Pen Is Mightier



Looks like someone was using this book for target practice.

"The Throne of David" by Rev. J.H. Ingraham. Published by G.G. Evans, 1860.


-Click to enlarge photos-

2 comments:

Donald Benson said...

I see a whodunit plot. A murder defendant claims he fled the victim's library when the victim fired a gun at him, but the bullet the victim supposedly shot cannot be found. Or the defendant is the one who fired the gun to chase somebody off; that somebody is found with a bullet from the same gun and the defendant is accused of doing it in the library. It turns out the bullet ended up in a book (as shown), and an interested party removed that book to destroy the defendant's alibi.

A couple of approaches:

One: A detective discovers that the carefully organized shelves have been shuffled since the murder.

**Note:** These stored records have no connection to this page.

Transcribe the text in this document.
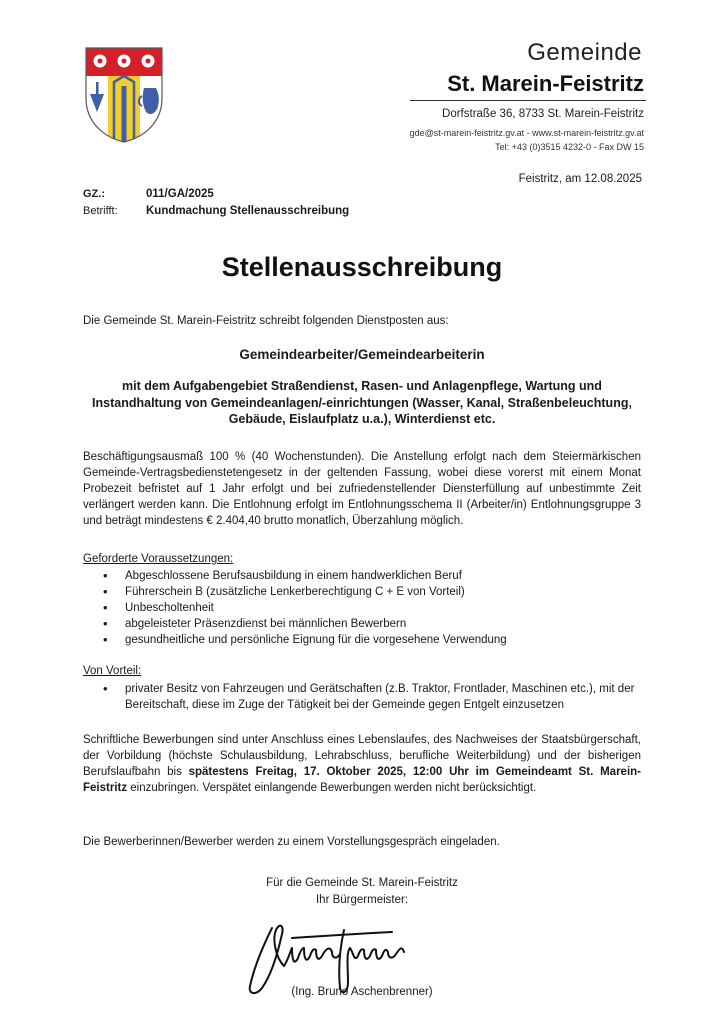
Gemeinde
St. Marein-Feistritz
Dorfstraße 36, 8733 St. Marein-Feistritz
gde@st-marein-feistritz.gv.at - www.st-marein-feistritz.gv.at
Tel: +43 (0)3515 4232-0 - Fax DW 15
Feistritz, am 12.08.2025
GZ.:	011/GA/2025
Betrifft: Kundmachung Stellenausschreibung
Stellenausschreibung
Die Gemeinde St. Marein-Feistritz schreibt folgenden Dienstposten aus:
Gemeindearbeiter/Gemeindearbeiterin
mit dem Aufgabengebiet Straßendienst, Rasen- und Anlagenpflege, Wartung und
Instandhaltung von Gemeindeanlagen/-einrichtungen (Wasser, Kanal, Straßenbeleuchtung,
Gebäude, Eislaufplatz u.a.), Winterdienst etc.
Beschäftigungsausmaß 100 % (40 Wochenstunden). Die Anstellung erfolgt nach dem Steiermärkischen Gemeinde-Vertragsbedienstetengesetz in der geltenden Fassung, wobei diese vorerst mit einem Monat Probezeit befristet auf 1 Jahr erfolgt und bei zufriedenstellender Diensterfüllung auf unbestimmte Zeit verlängert werden kann. Die Entlohnung erfolgt im Entlohnungsschema II (Arbeiter/in) Entlohnungsgruppe 3 und beträgt mindestens € 2.404,40 brutto monatlich, Überzahlung möglich.
Geforderte Voraussetzungen:
• Abgeschlossene Berufsausbildung in einem handwerklichen Beruf
• Führerschein B (zusätzliche Lenkerberechtigung C + E von Vorteil)
• Unbescholtenheit
• abgeleisteter Präsenzdienst bei männlichen Bewerbern
• gesundheitliche und persönliche Eignung für die vorgesehene Verwendung
Von Vorteil:
• privater Besitz von Fahrzeugen und Gerätschaften (z.B. Traktor, Frontlader, Maschinen etc.), mit der Bereitschaft, diese im Zuge der Tätigkeit bei der Gemeinde gegen Entgelt einzusetzen
Schriftliche Bewerbungen sind unter Anschluss eines Lebenslaufes, des Nachweises der Staatsbürgerschaft, der Vorbildung (höchste Schulausbildung, Lehrabschluss, berufliche Weiterbildung) und der bisherigen Berufslaufbahn bis spätestens Freitag, 17. Oktober 2025, 12:00 Uhr im Gemeindeamt St. Marein-Feistritz einzubringen. Verspätet einlangende Bewerbungen werden nicht berücksichtigt.
Die Bewerberinnen/Bewerber werden zu einem Vorstellungsgespräch eingeladen.
Für die Gemeinde St. Marein-Feistritz
Ihr Bürgermeister:
(Ing. Bruno Aschenbrenner)
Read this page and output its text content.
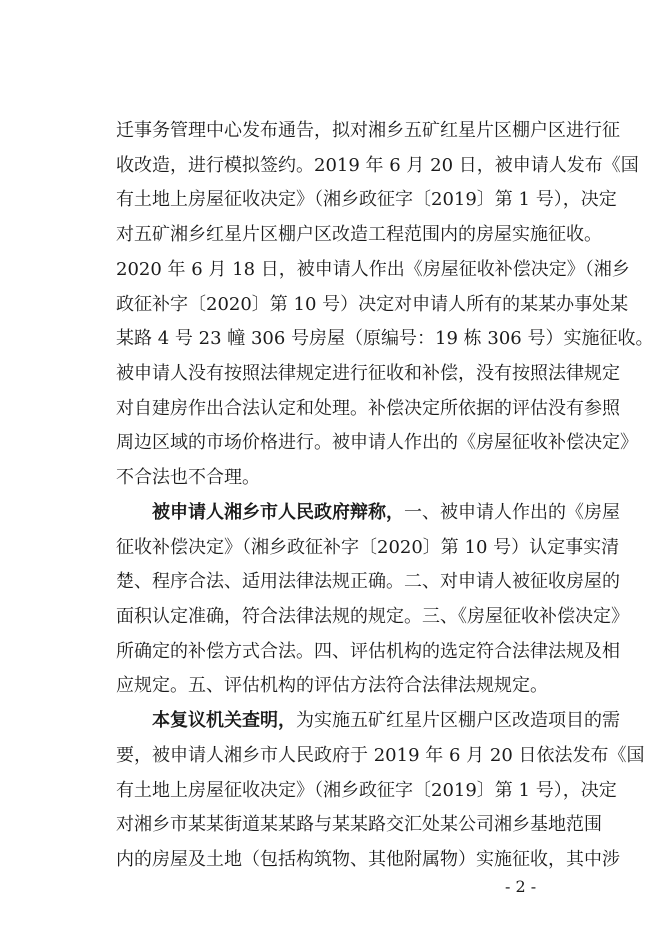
迁事务管理中心发布通告，拟对湘乡五矿红星片区棚户区进行征
收改造，进行模拟签约。2019 年 6 月 20 日，被申请人发布《国
有土地上房屋征收决定》（湘乡政征字〔2019〕第 1 号），决定
对五矿湘乡红星片区棚户区改造工程范围内的房屋实施征收。
2020 年 6 月 18 日，被申请人作出《房屋征收补偿决定》（湘乡
政征补字〔2020〕第 10 号）决定对申请人所有的某某办事处某
某路 4 号 23 幢 306 号房屋（原编号：19 栋 306 号）实施征收。
被申请人没有按照法律规定进行征收和补偿，没有按照法律规定
对自建房作出合法认定和处理。补偿决定所依据的评估没有参照
周边区域的市场价格进行。被申请人作出的《房屋征收补偿决定》
不合法也不合理。
被申请人湘乡市人民政府辩称，一、被申请人作出的《房屋
征收补偿决定》（湘乡政征补字〔2020〕第 10 号）认定事实清
楚、程序合法、适用法律法规正确。二、对申请人被征收房屋的
面积认定准确，符合法律法规的规定。三、《房屋征收补偿决定》
所确定的补偿方式合法。四、评估机构的选定符合法律法规及相
应规定。五、评估机构的评估方法符合法律法规规定。
本复议机关查明，为实施五矿红星片区棚户区改造项目的需
要，被申请人湘乡市人民政府于 2019 年 6 月 20 日依法发布《国
有土地上房屋征收决定》（湘乡政征字〔2019〕第 1 号），决定
对湘乡市某某街道某某路与某某路交汇处某公司湘乡基地范围
内的房屋及土地（包括构筑物、其他附属物）实施征收，其中涉
- 2 -
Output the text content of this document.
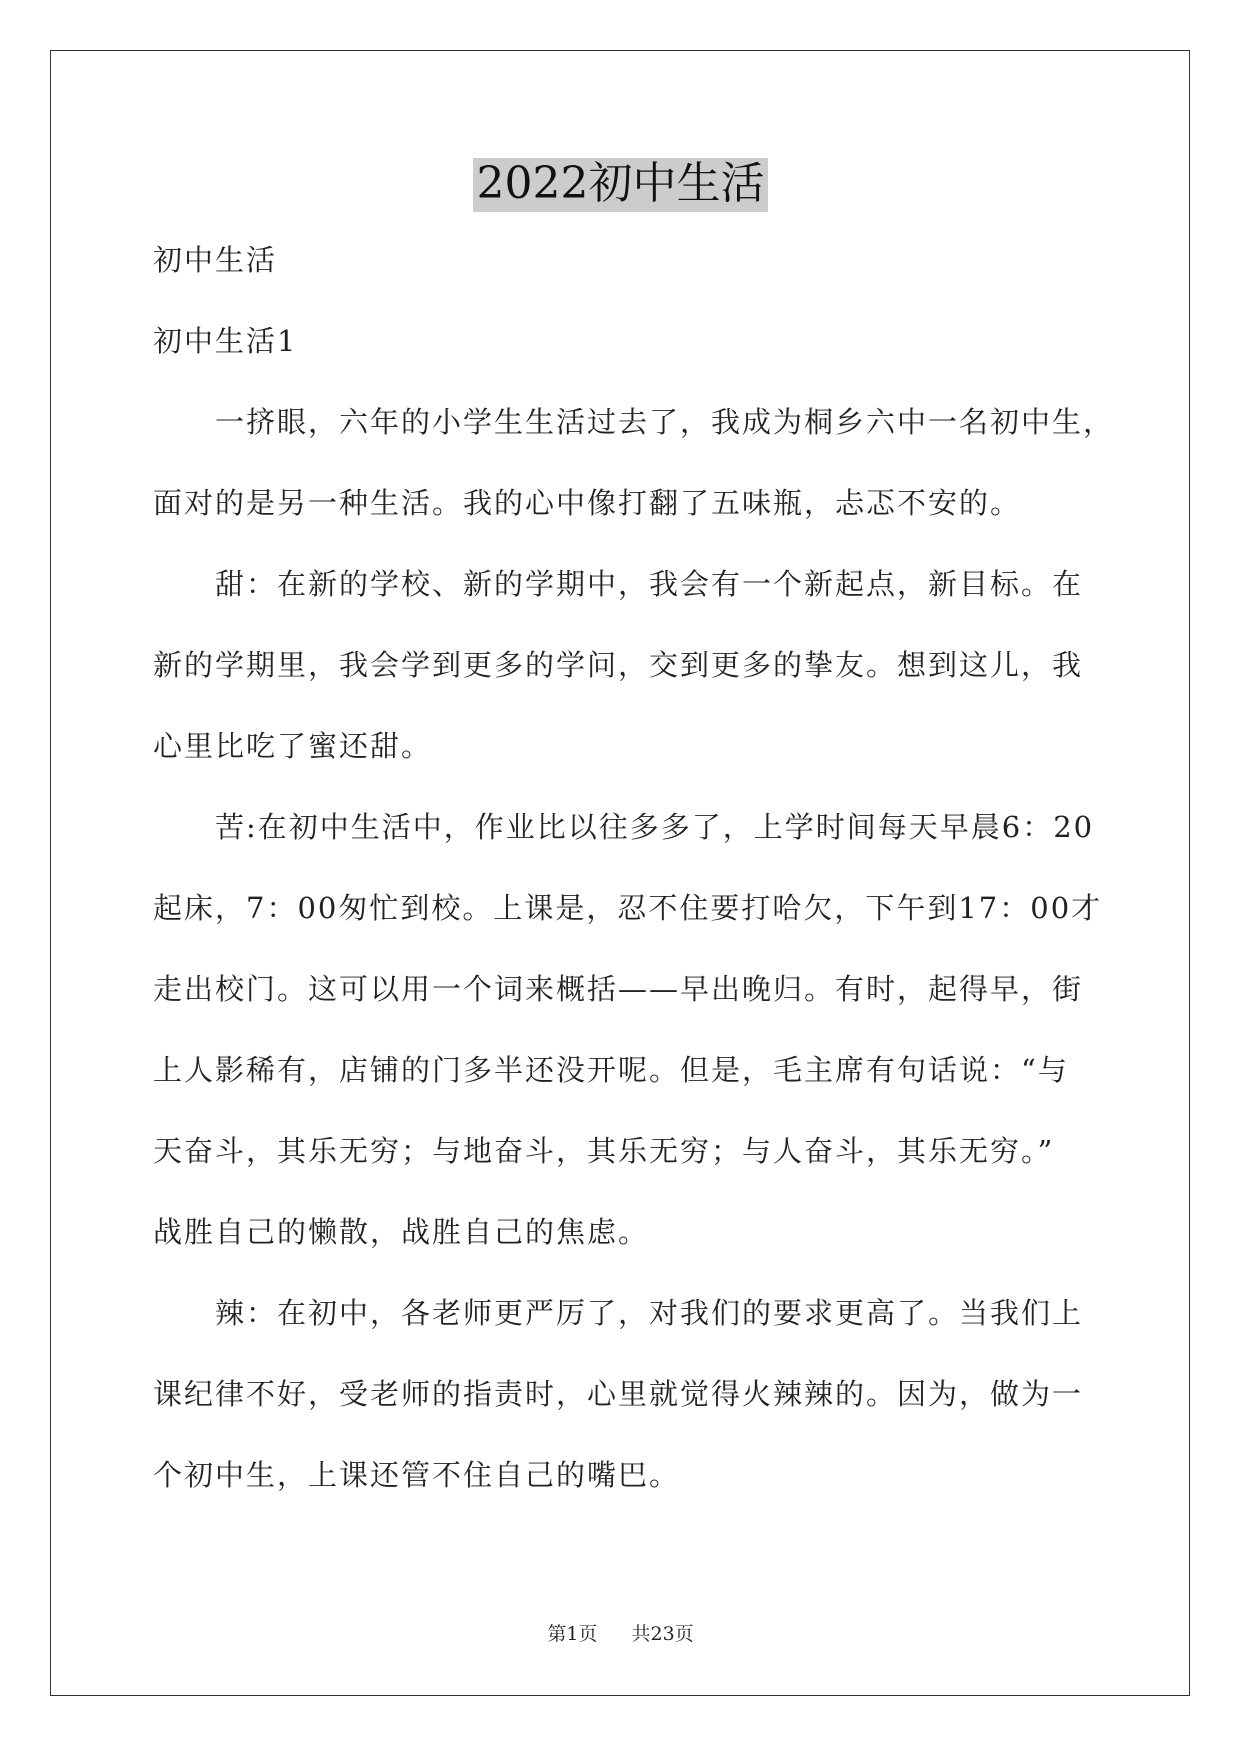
2022初中生活
初中生活
初中生活1
一挤眼，六年的小学生生活过去了，我成为桐乡六中一名初中生，
面对的是另一种生活。我的心中像打翻了五味瓶，忐忑不安的。
甜：在新的学校、新的学期中，我会有一个新起点，新目标。在
新的学期里，我会学到更多的学问，交到更多的挚友。想到这儿，我
心里比吃了蜜还甜。
苦:在初中生活中，作业比以往多多了，上学时间每天早晨6：20
起床，7：00匆忙到校。上课是，忍不住要打哈欠，下午到17：00才
走出校门。这可以用一个词来概括——早出晚归。有时，起得早，街
上人影稀有，店铺的门多半还没开呢。但是，毛主席有句话说：“与
天奋斗，其乐无穷；与地奋斗，其乐无穷；与人奋斗，其乐无穷。”
战胜自己的懒散，战胜自己的焦虑。
辣：在初中，各老师更严厉了，对我们的要求更高了。当我们上
课纪律不好，受老师的指责时，心里就觉得火辣辣的。因为，做为一
个初中生，上课还管不住自己的嘴巴。
第1页 共23页
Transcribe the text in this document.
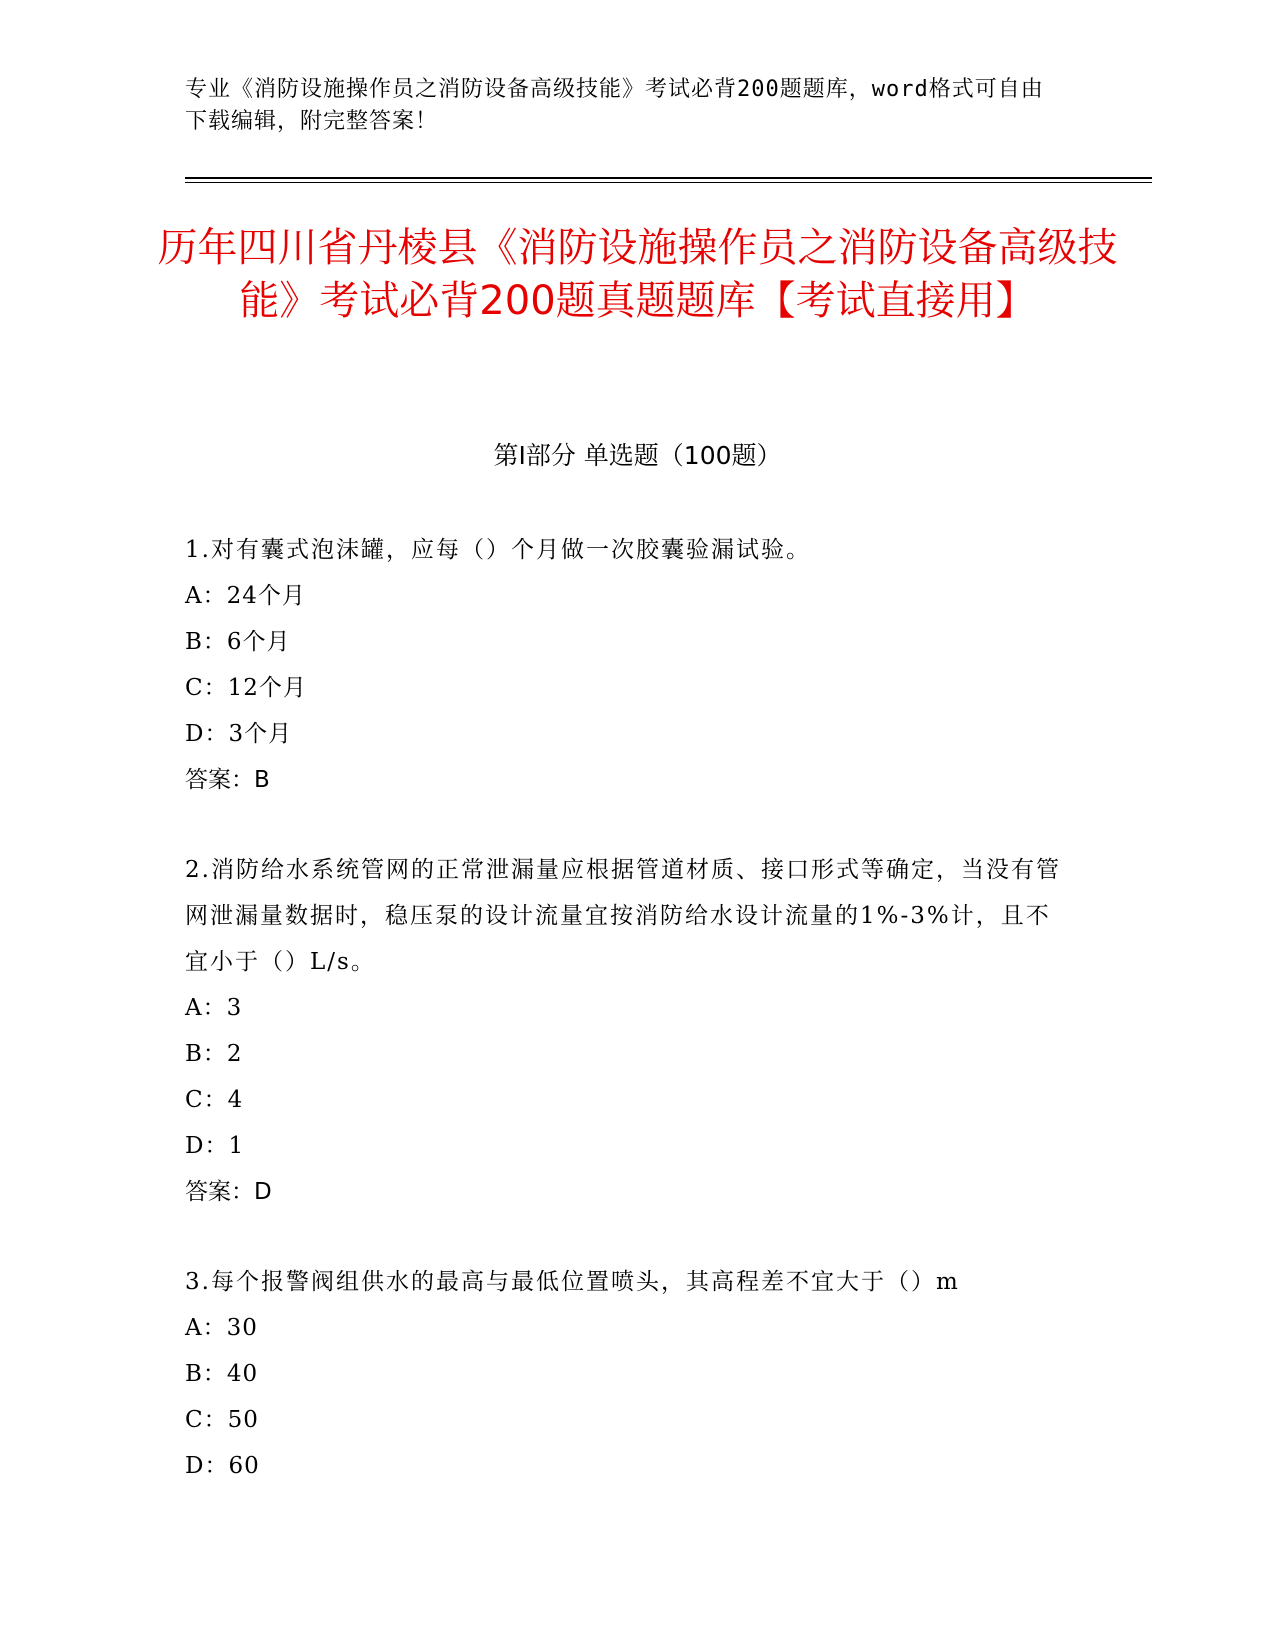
专业《消防设施操作员之消防设备高级技能》考试必背200题题库，word格式可自由下载编辑，附完整答案！
历年四川省丹棱县《消防设施操作员之消防设备高级技能》考试必背200题真题题库【考试直接用】
第I部分 单选题（100题）
1.对有囊式泡沫罐，应每（）个月做一次胶囊验漏试验。
A：24个月
B：6个月
C：12个月
D：3个月
答案：B
2.消防给水系统管网的正常泄漏量应根据管道材质、接口形式等确定，当没有管网泄漏量数据时，稳压泵的设计流量宜按消防给水设计流量的1%-3%计，且不宜小于（）L/s。
A：3
B：2
C：4
D：1
答案：D
3.每个报警阀组供水的最高与最低位置喷头，其高程差不宜大于（）m
A：30
B：40
C：50
D：60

Perhaps another suspect had evidenced particular interest in the victim's library, setting up the red herring of the murder covering the theft of a valuable work. Or the dying victim pulled some books from the shelf before croaking, suggesting that the content of the missing book was significant.

Two: A bookseller or a customer of same acquires the book at a rummage or estate sale. Like Sherlock Holmes in "The Blue Carbuncle", he/she traces the book to its source to learn why a rare old volume was so unusually abused. This entangles the hero/heroine in a current case, likely with other persons after the volume which can convict or vindicate.

Now that I got that out of my system, anyone who want these notions can have them. Other writers in addition to Doyle must have played this card anyway, and I'm nostril-deep in a different fictional project.

Donald Benson said...

PS -- The angle the bullet entered the book, combined with the book's position on the shelf, would reveal where the shooter was standing. If the shooter was also the victim, for example, this data might establish he was standing with his back to an open window and was shot by the killer taking his daily walk through the hedge maze, using a twin of the victim's pistol (see "The Problem of Thor Bridge"). Thus the shot that actually killed wasn't heard by others inside the manor house.